CROLLO A TORINO: -51 MILA VOTI. Se a Torino si fosse presentata una lista in grado di tenere insieme Forza Italia e Fratelli d'Italia, il totale dei voti raccolti sarebbe stato comunque largamente inferiore rispetto al 2011. All'epoca il Pdl prese infatti 73 mila voti, contro i 21 mila di una sua ipotetica riedizione datata 2016. In sintesi, un calo di 51 mila unità.
A MILANO -57 MILA. Cattive notizie pure a Milano. Se anche Forza Italia e Fratelli d'Italia avessero fatto fronte comune, i loro voti messi insieme sarebbero stati soltanto 113 mila. Cioè 57 mila in meno rispetto ai tempi della candidata Letizia Moratti, sostenuta dal vecchio Pdl, senza contare i voti in suo favore mobilitati dalla Lega Nord.
TRACOLLO ROMANO. Nella Capitale l'unione vagheggiata e mai concretizzatasi tra Forza Italia e Fratelli d'Italia avrebbe prodotto un bottino elettorale complessivo di 193 mila voti. Il Pdl da solo, nel 2011, ne raccolse 197 mila. Mentre Forza Italia senza alleanze, il 5 giugno, ne ha presi soltanto 49 mila. Un vero e proprio tracollo, sotto questo punto di vista. Il balzo, a Roma, è tutto del partito di Giorgia Meloni, che pure non è arrivata al ballottaggio. La lista Fratelli d'Italia è passata infatti da poco più di 60 mila preferenze a oltre 143 mila.
BOLOGNA DIMEZZATA. Non si scorgono segni di miglioramento neppure a Bologna. Qui il defunto Pdl, pur perdendo al primo turno nel 2011 contro il candidato del Pd Virginio Merola, aveva totalizzato 31 mila voti. La somma di Forza Italia e Fratelli d'Italia, nel 2016, arriva a poco meno di 15 mila. Patrimonio elettorale praticamente dimezzato.
EMORRAGIA A NAPOLI: MANCANO 58 MILA VOTI. Emorraggia di voti a destra anche a Napoli. Nel confronto con il 2011 mancano all'appello 58 mila voti. Forza Italia e Fratelli d'Italia insieme sarebbero arrivati a quota 39 mila, molti meno dei 97 mila conquistati all'epoca dal Pdl.

Lega, 7 mila voti persi tra Torino, Milano e Bologna

Al netto del debutto romano, dove la lista Noi con Salvini ha conquistato 31 mila preferenze nuove di zecca, la Lega Nord perde colpi.
Sia a Torino (6 mila voti in meno rispetto al 2011), sia a Bologna (circa 3 mila), mentre a Milano guadagna poco meno di 2 mila voti.
ANCHE IL CARROCCIO SCIVOLA. A Napoli, l'altra grande città in cui si è votato, la lista del Carroccio non si è presentata alle urne.

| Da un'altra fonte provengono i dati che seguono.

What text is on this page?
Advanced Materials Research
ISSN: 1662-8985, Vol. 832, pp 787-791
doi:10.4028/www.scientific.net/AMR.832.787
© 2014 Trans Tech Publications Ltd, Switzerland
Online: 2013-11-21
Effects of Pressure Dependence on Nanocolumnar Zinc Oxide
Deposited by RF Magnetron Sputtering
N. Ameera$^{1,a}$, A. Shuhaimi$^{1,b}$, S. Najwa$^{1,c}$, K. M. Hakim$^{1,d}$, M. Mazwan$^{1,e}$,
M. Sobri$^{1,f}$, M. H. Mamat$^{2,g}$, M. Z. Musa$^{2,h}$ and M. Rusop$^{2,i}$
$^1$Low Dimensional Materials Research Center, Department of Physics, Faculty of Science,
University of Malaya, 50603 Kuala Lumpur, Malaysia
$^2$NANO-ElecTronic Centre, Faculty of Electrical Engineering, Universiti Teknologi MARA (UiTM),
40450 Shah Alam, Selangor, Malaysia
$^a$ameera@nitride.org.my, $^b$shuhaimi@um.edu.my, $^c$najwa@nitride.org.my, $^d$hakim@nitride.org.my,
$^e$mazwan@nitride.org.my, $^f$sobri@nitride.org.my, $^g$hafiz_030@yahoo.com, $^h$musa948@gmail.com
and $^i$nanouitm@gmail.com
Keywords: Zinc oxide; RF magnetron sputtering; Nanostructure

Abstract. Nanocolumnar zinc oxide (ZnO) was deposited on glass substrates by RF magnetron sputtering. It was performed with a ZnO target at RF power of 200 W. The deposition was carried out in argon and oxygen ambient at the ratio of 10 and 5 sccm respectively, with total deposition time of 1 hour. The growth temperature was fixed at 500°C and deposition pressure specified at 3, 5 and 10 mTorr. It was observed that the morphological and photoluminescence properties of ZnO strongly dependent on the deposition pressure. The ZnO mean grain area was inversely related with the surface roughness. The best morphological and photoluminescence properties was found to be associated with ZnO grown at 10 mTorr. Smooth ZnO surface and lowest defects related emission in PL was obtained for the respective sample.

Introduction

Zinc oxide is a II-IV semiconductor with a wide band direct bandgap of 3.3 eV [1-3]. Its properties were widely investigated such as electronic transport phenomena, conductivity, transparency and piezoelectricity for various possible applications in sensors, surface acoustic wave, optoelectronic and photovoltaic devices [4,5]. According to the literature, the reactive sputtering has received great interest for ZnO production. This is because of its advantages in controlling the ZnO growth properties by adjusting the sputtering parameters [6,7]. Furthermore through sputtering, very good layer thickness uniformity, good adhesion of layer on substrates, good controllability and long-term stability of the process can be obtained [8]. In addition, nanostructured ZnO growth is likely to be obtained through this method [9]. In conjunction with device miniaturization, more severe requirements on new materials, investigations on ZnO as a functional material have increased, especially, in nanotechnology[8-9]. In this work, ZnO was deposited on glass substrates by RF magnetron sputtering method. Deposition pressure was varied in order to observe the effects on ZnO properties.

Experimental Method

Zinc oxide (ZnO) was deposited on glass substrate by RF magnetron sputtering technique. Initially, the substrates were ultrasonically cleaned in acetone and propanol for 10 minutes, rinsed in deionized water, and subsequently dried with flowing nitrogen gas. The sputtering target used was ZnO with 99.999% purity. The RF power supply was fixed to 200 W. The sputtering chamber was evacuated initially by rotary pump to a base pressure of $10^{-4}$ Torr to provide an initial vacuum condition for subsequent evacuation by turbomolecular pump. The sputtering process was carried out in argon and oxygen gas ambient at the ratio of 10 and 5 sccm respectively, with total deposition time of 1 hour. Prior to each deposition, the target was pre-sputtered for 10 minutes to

Complessivamente quindi, nei capoluoghi italiani chiamati a rinnovare il primo cittadino, anche il bilancio della Lega Nord figura in perdita.

Il confronto con le Politiche del 2013

L'Istituto Cattaneo si è lanciato in un confronto parzialmente diverso, prendendo come pietra di paragone anche le elezioni politiche del 2013. In questo contesto, sempre con riferimento ai Comuni capoluogo, il centrosinistra si aggiudica il 34,3% dei consensi, contro il 29,5% del centrodestra e il 21,4% del Movimento 5 stelle.
BASSO INCREMENTO. Il centrodestra nel suo complesso perde circa sette punti percentuali rispetto al 2011, ma recupera nel confronto con il 2013, mentre il centrosinistra perde circa nove punti percentuali rispetto al 2011 e cresce leggermente in confronto al 2013.
M5S GIÙ DI QUATTRO PUNTI. Il Movimento 5 stelle cresce rispetto al 2011, anche in virtù del fatto che nelle scorse comunali non era presente in alcuni Comuni del campione, ma perde circa quattro punti percentuali rispetto alle Politiche del 2013. I Comuni presi in considerazione per l'analisi dall'Istituto Cattaneo sono Torino, Novara, Milano, Varese, Trieste, Savona, Bologna, Ravenna, Rimini, Grosseto, Roma, Cagliari, Carbonia, Napoli, Caserta, Brindisi, Salerno e Cosenza.